C’est à la réponse à cette question qu’a été créée, à l’initiative du Gouvernement canadien, la Commission Internationale de l’Intervention et de la Souveraineté des États (CIISE) ayant pour but d’aborder les défis en la matière et de proposer une doctrine pouvant réconcilier ces interventions avec les règles principales du droit international. Dans son rapport publié en 2001[14], la CIISE a envisagé tout d’abord le changement de terme du débat. Selon elle, la formulation de la question de manière à opposer l’intervention à la souveraineté et à faire primer l’une sur l’autre ne nous permet pas de régler les défis.
La question n’est pas le droit de tel État d’intervenir dans un autre État, mais la protection des gens et mettre un terme à leurs souffrances. Donc, elle a proposé la notion de la responsabilité de protéger (R2P) qui est axée directement sur les victimes. Ensuite, en rappelant les obligations imposées aux États en matière des droits de l’homme et du droit humanitaire, la CIISE a fait valoir qu’aujourd’hui la souveraineté n’est plus considérée comme un droit aux mains de l’État pour faire ce qu’il veut au sein de ses frontières, mais comme une responsabilité dont il doit profiter afin de protéger et développer le bien-être de sa population.
Par définition, on entend par responsabilité de protéger, une doctrine par laquelle les États s’engagent à protéger les populations des atrocités de masse (génocide, crimes contre l’humanité, nettoyage ethnique, crimes de guerre), qui s’organise autour d’une double responsabilité : celle, principale, de l’État territorial et celle, subsidiaire[15], de la « communauté internationale ».

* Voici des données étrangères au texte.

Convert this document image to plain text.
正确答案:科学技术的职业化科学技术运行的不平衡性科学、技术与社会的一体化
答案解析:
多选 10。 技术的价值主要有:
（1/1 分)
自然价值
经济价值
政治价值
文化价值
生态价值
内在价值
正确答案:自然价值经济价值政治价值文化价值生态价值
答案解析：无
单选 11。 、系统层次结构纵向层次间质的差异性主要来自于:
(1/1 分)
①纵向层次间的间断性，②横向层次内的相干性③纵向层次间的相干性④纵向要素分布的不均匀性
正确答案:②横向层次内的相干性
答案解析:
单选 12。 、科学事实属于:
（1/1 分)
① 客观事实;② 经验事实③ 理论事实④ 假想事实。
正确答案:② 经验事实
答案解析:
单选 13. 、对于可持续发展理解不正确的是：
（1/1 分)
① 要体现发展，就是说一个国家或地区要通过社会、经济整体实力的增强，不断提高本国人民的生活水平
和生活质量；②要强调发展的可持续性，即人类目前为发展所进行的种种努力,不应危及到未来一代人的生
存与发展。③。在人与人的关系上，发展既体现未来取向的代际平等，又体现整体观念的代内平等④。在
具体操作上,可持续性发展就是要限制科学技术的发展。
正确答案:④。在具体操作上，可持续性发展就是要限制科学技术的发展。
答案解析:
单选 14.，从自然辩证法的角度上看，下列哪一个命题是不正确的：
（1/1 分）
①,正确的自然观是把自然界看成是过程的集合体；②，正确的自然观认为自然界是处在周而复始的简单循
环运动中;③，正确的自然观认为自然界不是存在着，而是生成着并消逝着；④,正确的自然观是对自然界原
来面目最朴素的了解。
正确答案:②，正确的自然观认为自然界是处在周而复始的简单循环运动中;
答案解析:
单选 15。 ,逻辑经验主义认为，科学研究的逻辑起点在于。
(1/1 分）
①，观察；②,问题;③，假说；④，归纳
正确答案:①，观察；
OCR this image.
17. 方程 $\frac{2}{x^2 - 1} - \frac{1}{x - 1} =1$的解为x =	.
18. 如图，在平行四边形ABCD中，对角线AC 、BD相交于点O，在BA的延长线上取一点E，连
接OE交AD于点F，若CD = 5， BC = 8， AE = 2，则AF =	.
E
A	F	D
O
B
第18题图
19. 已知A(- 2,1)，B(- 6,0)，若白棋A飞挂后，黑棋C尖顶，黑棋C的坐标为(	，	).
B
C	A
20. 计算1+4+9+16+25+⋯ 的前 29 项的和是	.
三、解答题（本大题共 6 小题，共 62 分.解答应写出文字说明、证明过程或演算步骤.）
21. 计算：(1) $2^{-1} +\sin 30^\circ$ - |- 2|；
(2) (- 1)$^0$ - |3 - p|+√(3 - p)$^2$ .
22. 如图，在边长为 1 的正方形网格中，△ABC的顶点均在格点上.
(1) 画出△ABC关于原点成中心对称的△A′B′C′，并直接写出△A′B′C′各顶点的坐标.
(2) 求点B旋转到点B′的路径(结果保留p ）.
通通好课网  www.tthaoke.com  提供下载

Ce principe exprime l’idée de la substitution de la communauté internationale à l’Etat défaillant. Il s’agit d’une « responsabilité résiduelle ». Selon le rapport de la CIISE, si un peuple est exposé à des dommages sérieux à la suite d’une guerre civile, d’une insurrection, d’une répression ou d’une défaillance de l’Etat, et que celui-ci n’a ni les moyens ni la volonté de mettre un terme à cette situation ou de l’éviter, la responsabilité internationale de protéger prend le pas sur le principe de non-intervention.
Cette responsabilité subsidiaire, activée par le Conseil de sécurité, peut prendre la forme d’une intervention coercitive, telle que prévue par le Chapitre VII de la Charte, mais aussi d’une palette d’autres mesures, pacifiques, diplomatiques ou humanitaires.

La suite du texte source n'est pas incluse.